I have a process on my web host that runs every hour and uses the database, so I get email whenever the database is unavailable. Every four or five months, DreamHost has an unannounced database outage, often for many hours. By count of the emails I received, the outage earlier this week lasted over 11 hours. Every time this happens, I fret for days about changing web hosts, only to be stalled by the cost of doing so, and then my interest fades until the next outage.
I have a hard time knocking DreamHost, because they're otherwise pretty stellar and deserving of their loyal following. Their prices are good, their automated features are many and powerful, and their customer service blows me away. I've sent several people to DreamHost based on these qualities, including a policy I renew every year for my mother for Mother's Day, and a high-traffic (high-paying) non-profit organization. But unannounced hours-long database outages are inexcusably unprofessional. To think that they hope to cater to small businesses.
It is pretty clear from previous outages that it isn't a matter of a poor planned outage notification policy. They just lose control of their database systems every once in a while, and have to scramble to get them restored. I remember one outage left me with corrupt tables and resulted in lost data. DreamHost has been struggling to figure out what a high-end web host looks like on the back-end, with high traffic or poorly written software installed by customers capable of affecting other customers. Their solution to the database problem: bill per database connection, and per query (the charge calculated from a combined number they call "conuery"). I don't know of any other web host that meters database usage like this. (Do you?)
Any anti-DreamHost thread deserves a mention of Pair.com, which has competitive prices and features, and is especially known for their reliability, size and industry experience. Nobody has ever complained about Pair, and they're always overwhelmingly mentioned in "what's a good web host?" discussions.
I'm also seriously considering self-hosting over my DSL line. I worry about this option because I don't understand my usage patterns well enough to know what the line can handle, and it will inevitably be less reliable than any web host. If my server goes down, not only would I be without access to email, but emails sent to me would bounce. If I'm on vacation when it happens, there's nobody to fix it until I get back.

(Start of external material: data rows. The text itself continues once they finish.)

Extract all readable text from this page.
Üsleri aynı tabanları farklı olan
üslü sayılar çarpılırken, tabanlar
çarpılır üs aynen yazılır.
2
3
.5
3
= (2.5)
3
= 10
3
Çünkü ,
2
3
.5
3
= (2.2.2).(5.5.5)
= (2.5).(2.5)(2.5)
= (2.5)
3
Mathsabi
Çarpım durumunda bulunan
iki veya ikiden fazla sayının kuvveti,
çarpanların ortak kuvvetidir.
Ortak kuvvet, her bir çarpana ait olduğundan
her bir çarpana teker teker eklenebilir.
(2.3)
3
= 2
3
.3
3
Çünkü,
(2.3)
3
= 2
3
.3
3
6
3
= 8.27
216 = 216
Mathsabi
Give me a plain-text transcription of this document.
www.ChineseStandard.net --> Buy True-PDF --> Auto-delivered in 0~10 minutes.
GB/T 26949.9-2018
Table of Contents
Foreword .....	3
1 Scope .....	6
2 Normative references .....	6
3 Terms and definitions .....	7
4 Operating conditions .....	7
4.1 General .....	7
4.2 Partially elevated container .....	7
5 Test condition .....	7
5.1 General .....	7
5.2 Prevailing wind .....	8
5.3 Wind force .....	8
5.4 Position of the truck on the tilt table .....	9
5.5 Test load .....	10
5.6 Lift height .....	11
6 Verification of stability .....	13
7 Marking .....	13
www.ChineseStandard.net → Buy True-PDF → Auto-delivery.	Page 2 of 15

But I'm already paying for the static IPs, I have the know-how and the hardware, and I'd enjoy the control provided by self-hosting.
I'm hardly the first to complain about or leave DreamHost because of egregious quality control problems, but I may be the next.

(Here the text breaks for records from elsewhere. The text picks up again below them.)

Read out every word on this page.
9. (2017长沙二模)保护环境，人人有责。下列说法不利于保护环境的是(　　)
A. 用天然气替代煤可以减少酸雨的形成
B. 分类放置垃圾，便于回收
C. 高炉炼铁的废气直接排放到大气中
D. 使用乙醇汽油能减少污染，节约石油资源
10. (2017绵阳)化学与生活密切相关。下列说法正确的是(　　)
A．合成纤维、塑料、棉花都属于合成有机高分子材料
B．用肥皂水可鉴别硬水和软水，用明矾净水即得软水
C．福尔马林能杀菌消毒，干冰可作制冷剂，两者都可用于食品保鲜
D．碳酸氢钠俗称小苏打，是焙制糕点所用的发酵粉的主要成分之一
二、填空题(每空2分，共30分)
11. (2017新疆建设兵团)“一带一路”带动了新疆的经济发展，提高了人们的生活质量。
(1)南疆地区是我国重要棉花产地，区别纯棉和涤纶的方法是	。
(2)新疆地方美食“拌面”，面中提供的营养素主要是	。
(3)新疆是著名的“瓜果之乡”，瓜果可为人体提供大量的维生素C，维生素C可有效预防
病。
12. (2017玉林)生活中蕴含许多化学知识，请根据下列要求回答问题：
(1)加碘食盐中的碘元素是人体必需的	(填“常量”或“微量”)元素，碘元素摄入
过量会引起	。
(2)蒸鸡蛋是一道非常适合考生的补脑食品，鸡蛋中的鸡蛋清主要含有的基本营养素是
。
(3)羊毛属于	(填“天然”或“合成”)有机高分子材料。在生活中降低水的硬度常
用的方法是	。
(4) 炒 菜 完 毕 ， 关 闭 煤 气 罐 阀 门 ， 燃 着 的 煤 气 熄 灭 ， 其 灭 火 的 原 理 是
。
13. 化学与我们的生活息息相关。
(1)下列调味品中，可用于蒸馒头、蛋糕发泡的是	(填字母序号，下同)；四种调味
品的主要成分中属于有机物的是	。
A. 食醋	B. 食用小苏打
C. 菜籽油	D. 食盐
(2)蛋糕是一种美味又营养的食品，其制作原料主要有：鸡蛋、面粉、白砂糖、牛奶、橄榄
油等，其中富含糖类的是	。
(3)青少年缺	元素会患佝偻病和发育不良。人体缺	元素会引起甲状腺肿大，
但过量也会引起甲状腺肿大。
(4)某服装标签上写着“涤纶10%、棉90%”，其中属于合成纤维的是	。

I just upgraded my DSL to Speakeasy's 1.5/768 plan, and intend to bring my hosting in-house. It's my understanding that your mail won't start bouncing for some time if your server goes down; as long as there's a mail server defined in your DNS, hosts that are sending you mail will let it queue up until your host is back online -- up to several days depending on the host.
It is important that you get a lot of redundancy for your DNS, but luckily this is cheap/free (see Granite Canyon's Public DNS, MyDomains.com, etc.).